Из этого свинского быта вырастали и выдвигались главные фигуры драмы, прежде всего Иванов, которого играл сам Бабочкин.
У Бориса Бабочкина Иванов вполне резонно отвергал гипотезу Лебедева: «Тебя, брат, среда заела». — «Глупо, Паша, и старо», — с горечью говорил он. Все дело в том, что юношеские попытки Иванова противопоставить себя этой самой «среде» оказались несостоятельными. И не потому что он устал бороться, изнемог в борьбе. Не потому... А потому, что он и сам «среда», он вырваться из «среды» не сумел. Его молодые порывы не нашли ни цели, ни адреса.
Иванов мог бы стать героем? Возможно. Вероятно. Героический порыв требует, однако, по меньшей мере значительной цели. Нужно доверять определенной идее, чтобы отдать ей жизнь. Иванов такой цели не нашел. Усталое, тусклое лицо. Тоскующие глаза. «Душа скована какою-то ленью», всякое дело заведомо непривлекательно, всякий сколько-нибудь активный поступок заранее разочаровывает и потому не совершается Ивановым. Тем не менее мысль его далеко не ленива. Драма его в том собственно и состоит, что теперь, именно теперь, уже и не помышляя о действии, он все додумывает, до конца.

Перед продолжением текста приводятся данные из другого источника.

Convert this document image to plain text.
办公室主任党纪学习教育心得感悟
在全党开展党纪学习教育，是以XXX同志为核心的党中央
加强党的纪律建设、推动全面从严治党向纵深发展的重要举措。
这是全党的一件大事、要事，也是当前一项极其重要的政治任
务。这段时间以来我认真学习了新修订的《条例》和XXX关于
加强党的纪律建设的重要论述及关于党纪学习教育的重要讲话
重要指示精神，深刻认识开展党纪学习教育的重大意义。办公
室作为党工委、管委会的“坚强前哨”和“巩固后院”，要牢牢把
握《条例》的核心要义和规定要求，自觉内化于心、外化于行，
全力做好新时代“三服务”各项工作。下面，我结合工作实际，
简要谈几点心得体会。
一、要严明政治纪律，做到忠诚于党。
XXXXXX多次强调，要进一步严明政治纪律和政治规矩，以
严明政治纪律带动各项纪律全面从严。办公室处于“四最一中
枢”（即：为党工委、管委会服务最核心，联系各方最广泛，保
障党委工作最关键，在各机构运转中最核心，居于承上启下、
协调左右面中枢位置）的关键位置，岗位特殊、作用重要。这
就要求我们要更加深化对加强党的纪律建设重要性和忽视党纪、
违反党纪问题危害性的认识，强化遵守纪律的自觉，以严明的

Процесс этот изнурителен. Легко ли тащить себя на дыбу жесточайшего допроса, где заведомо ничего не утаишь, где не отговоришься красивыми фразами в духе доктора Львова, где предстоит доказать себе, что ты сам себя оставил в дураках, облачился в тогу и залез на котурны, не зная, куда шагать... Безвольный и бездейственный, Иванов переживает интенсивнейшую драму мысли, исследующей и истязающей его самого.
Юношеская любовь Иванова к Анне Петровне, урожденной Сарре Абрамсон, была в сущности мнимой любовью. Отрицая обычаи и устои своей среды, бросая ей вызов, Иванов свою любовь к еврейке попытался поднять на высоту общественно значительного подвига. Любовь его питалась гордостью, сознанием собственной незаурядности, смелости. Но это была любовь к себе, к своей позе, своеобразная, до чрезвычайности раздутая форма эгоцентризма, а вовсе не настоящее чувство. Кризис произошел тогда, когда Иванов понял, что его вызывающий протест бесцелен, что его пример никого ничему не научил и ничего не изменил.
Игривая богатая вдовушка, «помпончик» и «огурчик», Марфутка Бабакина, вызывающе хлопнув себя по крутым бедрам, спрашивает: «Ежели бы не было интереса, то зачем бы ему на еврейке жениться? Разве русских мало? Ошибся, душечка, ошибся...». Бабочкин в этот момент умышленно вывел прекрасно играющую Ю. Бурыгину в самый центр сцены — момент ударный! Он еще отзовется у нас в памяти, когда Иванов в конце следующего акта исступленно завопит: «Замолчи, жидовка!» Иванов тут словно откликнулся на фразу Бабакиной, опустился до ее уровня, сравнялся с ней... Почему же? Да все по той же причине: не было подвига, была бравада, не было любви, была поза, не было, никогда не было и быть не могло программы, цели, идеи.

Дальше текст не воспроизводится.